D.H. Lawrence's narrators, sources of knowledge, and the problem of coherence

Criticism, Summer, 1995 by Michael Squires

Most of the critical commentary on this well-known passage(34) grapples with Ursula's aggression and Skrebensky's victimization, as if the lovers, inverted, were Tess and Alec d'Urberville, his aggressive coarseness violating her "feminine tissue, sensitive as gossamer."(35) But what an interesting difference between the couples. Hardy's judging, moralizing voice ("the coarse appropriates the finer") is muted. Lawrence's narrator never asks, What is the moral scheme toward which a reader can be led? but rather, What does this character experience, deep inside, in a region of darkness or chaos, that can be communicated to a reader? And at what angle of bonding? Knowledge depends on narrative position.(36) If the narrator shifts his location--steps outside the region of darkness to look at the characters and their physical surroundings, tries to watch and to feel with them--then incoherence may result, as in "The water washed again over their feet, but she took no notice." For Lawrence the problem of focalization is always the problem of when to shift from inside to outside. It is as if the narrator's sources of knowledge recurrently dry up--or are shut off, or blocked--so that a visual default quickly fills in the space. Intuition is unstable, like the flash of fangs. Without inspiration or strict control, intuition--lapsing--allows a small narrative fissure to open. This is not a criticism of Lawrence's genius but an attempt to define the distinction of his technical resources and the uniqueness of his imagination.

As Lawrence's imagination operates more capaciously and begins more subtly to integrate forms of disruption, a major realignment takes place. The angle of bonding between narrator and character gradually shifts from a similarity of perspective (angles 1 and 2) to a dissimilarity of perspective (angles 3 and 4). This central shift characterizes Lawrence's work of the Twenties, but has its source in the later parts of Women in Love (1920), where the realignment of the narrator's sympathy is especially marked.
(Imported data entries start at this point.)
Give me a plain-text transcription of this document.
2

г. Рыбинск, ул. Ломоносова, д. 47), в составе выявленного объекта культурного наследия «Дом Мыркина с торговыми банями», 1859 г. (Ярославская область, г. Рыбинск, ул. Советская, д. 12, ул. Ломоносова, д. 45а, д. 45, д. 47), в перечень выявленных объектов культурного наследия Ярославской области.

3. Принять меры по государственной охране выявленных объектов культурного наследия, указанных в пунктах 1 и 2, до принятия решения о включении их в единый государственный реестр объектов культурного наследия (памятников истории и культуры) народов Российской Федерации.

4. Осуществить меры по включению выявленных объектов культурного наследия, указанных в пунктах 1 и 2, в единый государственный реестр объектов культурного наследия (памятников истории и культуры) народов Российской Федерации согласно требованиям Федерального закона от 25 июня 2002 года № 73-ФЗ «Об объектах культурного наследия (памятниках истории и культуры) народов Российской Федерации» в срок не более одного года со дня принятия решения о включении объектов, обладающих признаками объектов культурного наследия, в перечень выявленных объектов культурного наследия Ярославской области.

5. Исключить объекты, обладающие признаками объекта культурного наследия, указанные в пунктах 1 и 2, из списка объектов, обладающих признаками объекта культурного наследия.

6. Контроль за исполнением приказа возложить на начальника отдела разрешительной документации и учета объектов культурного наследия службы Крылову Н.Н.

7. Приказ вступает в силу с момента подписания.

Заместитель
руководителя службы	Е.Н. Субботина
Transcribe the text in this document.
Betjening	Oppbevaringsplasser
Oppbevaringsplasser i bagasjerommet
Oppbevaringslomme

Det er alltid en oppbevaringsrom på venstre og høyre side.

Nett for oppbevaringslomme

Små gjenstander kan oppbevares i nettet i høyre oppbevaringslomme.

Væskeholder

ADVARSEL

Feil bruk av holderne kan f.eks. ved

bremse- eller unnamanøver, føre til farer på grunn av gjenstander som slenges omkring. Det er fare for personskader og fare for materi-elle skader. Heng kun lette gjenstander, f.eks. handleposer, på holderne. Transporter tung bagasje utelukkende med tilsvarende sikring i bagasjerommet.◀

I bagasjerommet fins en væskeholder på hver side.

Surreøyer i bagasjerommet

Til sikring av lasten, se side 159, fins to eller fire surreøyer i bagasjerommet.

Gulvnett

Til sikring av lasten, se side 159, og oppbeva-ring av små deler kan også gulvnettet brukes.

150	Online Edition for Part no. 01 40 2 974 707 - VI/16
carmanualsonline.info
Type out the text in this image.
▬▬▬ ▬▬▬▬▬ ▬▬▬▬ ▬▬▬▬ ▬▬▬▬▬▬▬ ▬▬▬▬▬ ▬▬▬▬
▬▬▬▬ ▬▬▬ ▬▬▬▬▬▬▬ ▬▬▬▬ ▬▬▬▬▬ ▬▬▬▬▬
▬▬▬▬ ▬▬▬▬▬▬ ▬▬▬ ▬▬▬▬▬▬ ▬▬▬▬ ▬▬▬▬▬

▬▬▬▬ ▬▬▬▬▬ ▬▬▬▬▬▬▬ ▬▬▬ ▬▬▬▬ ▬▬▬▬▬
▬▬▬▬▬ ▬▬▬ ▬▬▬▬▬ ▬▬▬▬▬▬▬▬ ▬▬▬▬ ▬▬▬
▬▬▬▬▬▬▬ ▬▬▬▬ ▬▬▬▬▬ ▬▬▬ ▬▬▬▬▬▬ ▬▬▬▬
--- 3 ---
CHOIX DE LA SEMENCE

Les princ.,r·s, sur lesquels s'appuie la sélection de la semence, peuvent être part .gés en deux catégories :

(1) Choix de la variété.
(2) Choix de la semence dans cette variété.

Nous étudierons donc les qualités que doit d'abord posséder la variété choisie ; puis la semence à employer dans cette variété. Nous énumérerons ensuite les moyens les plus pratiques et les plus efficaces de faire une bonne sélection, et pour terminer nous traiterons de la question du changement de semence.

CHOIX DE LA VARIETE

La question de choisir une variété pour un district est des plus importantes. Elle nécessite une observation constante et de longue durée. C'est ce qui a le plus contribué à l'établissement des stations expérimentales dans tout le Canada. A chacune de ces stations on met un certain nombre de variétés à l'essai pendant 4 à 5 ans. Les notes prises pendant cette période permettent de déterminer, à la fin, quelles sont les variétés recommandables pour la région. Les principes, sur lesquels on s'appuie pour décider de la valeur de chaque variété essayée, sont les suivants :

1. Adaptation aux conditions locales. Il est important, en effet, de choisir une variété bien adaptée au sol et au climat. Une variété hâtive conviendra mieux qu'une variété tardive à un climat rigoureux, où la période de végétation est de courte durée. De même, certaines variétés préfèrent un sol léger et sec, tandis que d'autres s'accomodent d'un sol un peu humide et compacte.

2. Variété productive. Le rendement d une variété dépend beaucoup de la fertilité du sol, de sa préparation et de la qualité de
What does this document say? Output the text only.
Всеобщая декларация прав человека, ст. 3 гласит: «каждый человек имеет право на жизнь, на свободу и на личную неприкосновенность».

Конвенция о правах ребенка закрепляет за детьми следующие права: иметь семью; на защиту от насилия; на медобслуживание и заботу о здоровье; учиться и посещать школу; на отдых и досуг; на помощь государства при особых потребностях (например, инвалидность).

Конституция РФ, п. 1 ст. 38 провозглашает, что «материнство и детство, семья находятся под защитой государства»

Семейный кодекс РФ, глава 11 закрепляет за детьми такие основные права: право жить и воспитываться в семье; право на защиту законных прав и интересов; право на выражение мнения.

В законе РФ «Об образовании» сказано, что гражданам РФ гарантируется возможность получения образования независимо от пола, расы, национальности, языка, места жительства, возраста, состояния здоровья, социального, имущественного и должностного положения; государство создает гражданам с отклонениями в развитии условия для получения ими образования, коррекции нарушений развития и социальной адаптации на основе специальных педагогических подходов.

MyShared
I want to conclude my discussion of knowledge and coherence--and Lawrence's increasingly complex uses of them--by examining passages from his final decade that probe the minds of Gudrun Brangwen and then Oliver Mellors. Both passages illustrate how ,he sense of profound disruption remains but is now increasingly mastered, so that disruption is masked by the poise and authority of an assured narrative voice.

Readers of Women in Love always notice the subtle evolution of Gudrun's character from the narrator's cautious appreciation to his cold skepticism. But critical junctures along this path have been harder to isolate. A passage about Gudrun, which is both artistically accomplished and puzzlingly focalized, holds particular interest because of its subtle "rupture." Charles Ross seconds F. R. Leavis's notion that the organization of Women in Love "is so rich and close" that there is "not a scene, episode, image or touch but forwards the organized development of the themes."(37) In a sweeping sense surely that is true. But in individual passages one is often surprised to find not lapses or flaws, nor even contradictions, but curious shifts (even dissonances) that reveal a counterforce through which some deeper structure can emerge. It is as if what Lawrence wrote about Etruscan art were also true of his own prose, with "one thing springing from another, things mentally contradictory fusing together emotionally."(38) These shifts need analysis.